Mojokerto, 24 Mei 2026 – Menjelang Hari Raya Iduladha 1447 H, upaya meningkatkan kualitas penyembelihan hewan kurban di Kota Mojokerto semakin diperkuat melalui kegiatan bimbingan, pembinaan, pendampingan, dan sosialisasi tata cara penyembelihan halal yang digelar di Aula PCNU Kota Mojokerto, Minggu (24/5/2026). Kegiatan ini mempertemukan berbagai unsur masyarakat, mulai pengurus masjid, panitia kurban, hingga warga yang memiliki perhatian terhadap praktik penyembelihan sesuai syariat.
Penyelenggara kegiatan, Gus Hidayat Muslim, menyampaikan apresiasi kepada seluruh pihak yang terlibat dalam pelaksanaan acara tersebut. Menurutnya, kegiatan ini tidak hanya menjadi forum belajar, tetapi juga sarana membangun kesiapan masyarakat dalam menyelenggarakan ibadah kurban yang lebih baik.
“Ilmu yang diperoleh hari ini diharapkan dapat diterapkan langsung di lapangan agar pelaksanaan kurban semakin berkualitas, halal, dan thayyib,” ujarnya.
Dari sisi keagamaan, perwakilan MUI Kota Mojokerto, KH. Muthoharun Afif, menegaskan bahwa pemahaman tentang penyembelihan halal tidak boleh berhenti pada aspek teknis semata. Ia menekankan pentingnya memadukan ketentuan syariat dengan perhatian terhadap kesehatan hewan.
Menurutnya, pemahaman yang benar akan memastikan keabsahan ibadah kurban sekaligus menjamin daging yang dikonsumsi masyarakat memenuhi prinsip halal, baik, dan memiliki nilai sosial.
Hal senada disampaikan Ketua PCNU Kota Mojokerto, KH. Moh. Shodiqin Marzuqon.
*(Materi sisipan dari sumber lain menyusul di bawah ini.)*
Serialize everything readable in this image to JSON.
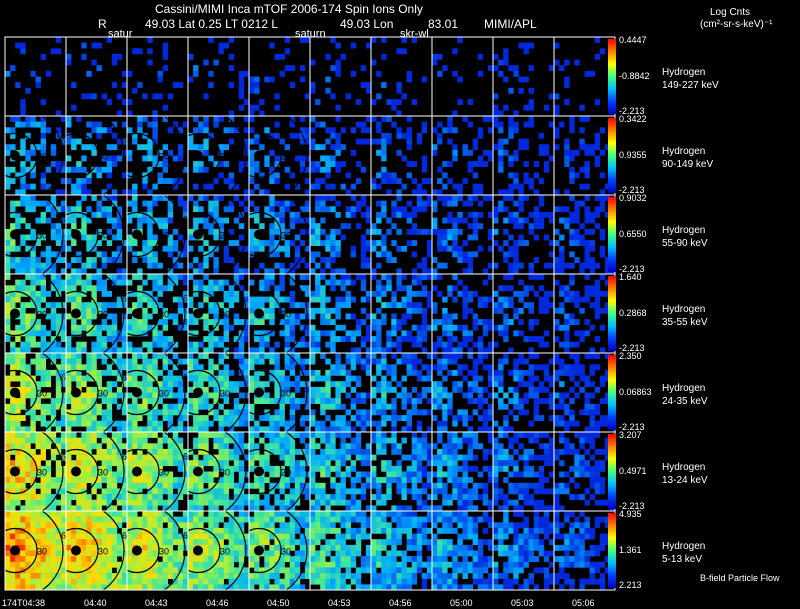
{
  "header": {
    "title": "Cassini/MIMI Inca mTOF  2006-174   Spin    Ions Only",
    "line2_r": "R",
    "line2_lat": "49.03 Lat 0.25 LT 0212 L",
    "line2_lon": "49.03 Lon",
    "line2_val": "83.01",
    "line2_src": "MIMI/APL",
    "label_saturn_1": "satur",
    "label_saturn_2": "saturn",
    "label_skr": "skr-wl"
  },
  "units": {
    "title": "Log Cnts",
    "unit": "(cm²-sr-s-keV)⁻¹"
  },
  "colors": {
    "background": "#000000",
    "grid_line": "#ffffff",
    "colorbar_top": "#ff0000",
    "colorbar_bottom": "#0000c0"
  },
  "ring_labels": [
    "30",
    "60"
  ],
  "time_labels": [
    "174T04:38",
    "04:40",
    "04:43",
    "04:46",
    "04:50",
    "04:53",
    "04:56",
    "05:00",
    "05:03",
    "05:06"
  ],
  "rows": [
    {
      "species": "Hydrogen",
      "energy": "149-227 keV",
      "max": "0.4447",
      "mid": "-0.8842",
      "min": "-2.213",
      "level": 0.1
    },
    {
      "species": "Hydrogen",
      "energy": "90-149 keV",
      "max": "0.3422",
      "mid": "0.9355",
      "min": "-2.213",
      "level": 0.3
    },
    {
      "species": "Hydrogen",
      "energy": "55-90 keV",
      "max": "0.9032",
      "mid": "0.6550",
      "min": "-2.213",
      "level": 0.42
    },
    {
      "species": "Hydrogen",
      "energy": "35-55 keV",
      "max": "1.640",
      "mid": "0.2868",
      "min": "-2.213",
      "level": 0.52
    },
    {
      "species": "Hydrogen",
      "energy": "24-35 keV",
      "max": "2.350",
      "mid": "0.06863",
      "min": "-2.213",
      "level": 0.62
    },
    {
      "species": "Hydrogen",
      "energy": "13-24 keV",
      "max": "3.207",
      "mid": "0.4971",
      "min": "-2.213",
      "level": 0.72
    },
    {
      "species": "Hydrogen",
      "energy": "5-13 keV",
      "max": "4.935",
      "mid": "1.361",
      "min": "2.213",
      "level": 0.82
    }
  ],
  "footer": {
    "bfield": "B-field Particle Flow"
  }
}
Ia menilai kegiatan edukatif seperti ini penting agar masyarakat lebih memahami prosedur penyembelihan dan tidak diliputi keraguan dalam mengonsumsi daging kurban.
Komitmen bersama itu diperkuat melalui penandatanganan kerja sama antara MUI Kota Mojokerto, PCNU Kota Mojokerto, dan JULEHA Mojokerto. Kolaborasi ini diarahkan untuk memperluas pendampingan teknis penyembelihan kurban massal sekaligus memastikan pelaksanaannya sesuai syariat dan standar kesehatan hewan.
Ketua JULEHA Mojokerto, Sony Aris Mardyanto, menyatakan kesiapan timnya untuk mendampingi masyarakat di lapangan. Kegiatan kemudian dilanjutkan dengan praktik langsung yang dipandu Tim JULEHA Mojokerto, Junianto, mulai dari pemeriksaan kesehatan hewan, teknik penyembelihan yang tepat, hingga penanganan daging secara higienis.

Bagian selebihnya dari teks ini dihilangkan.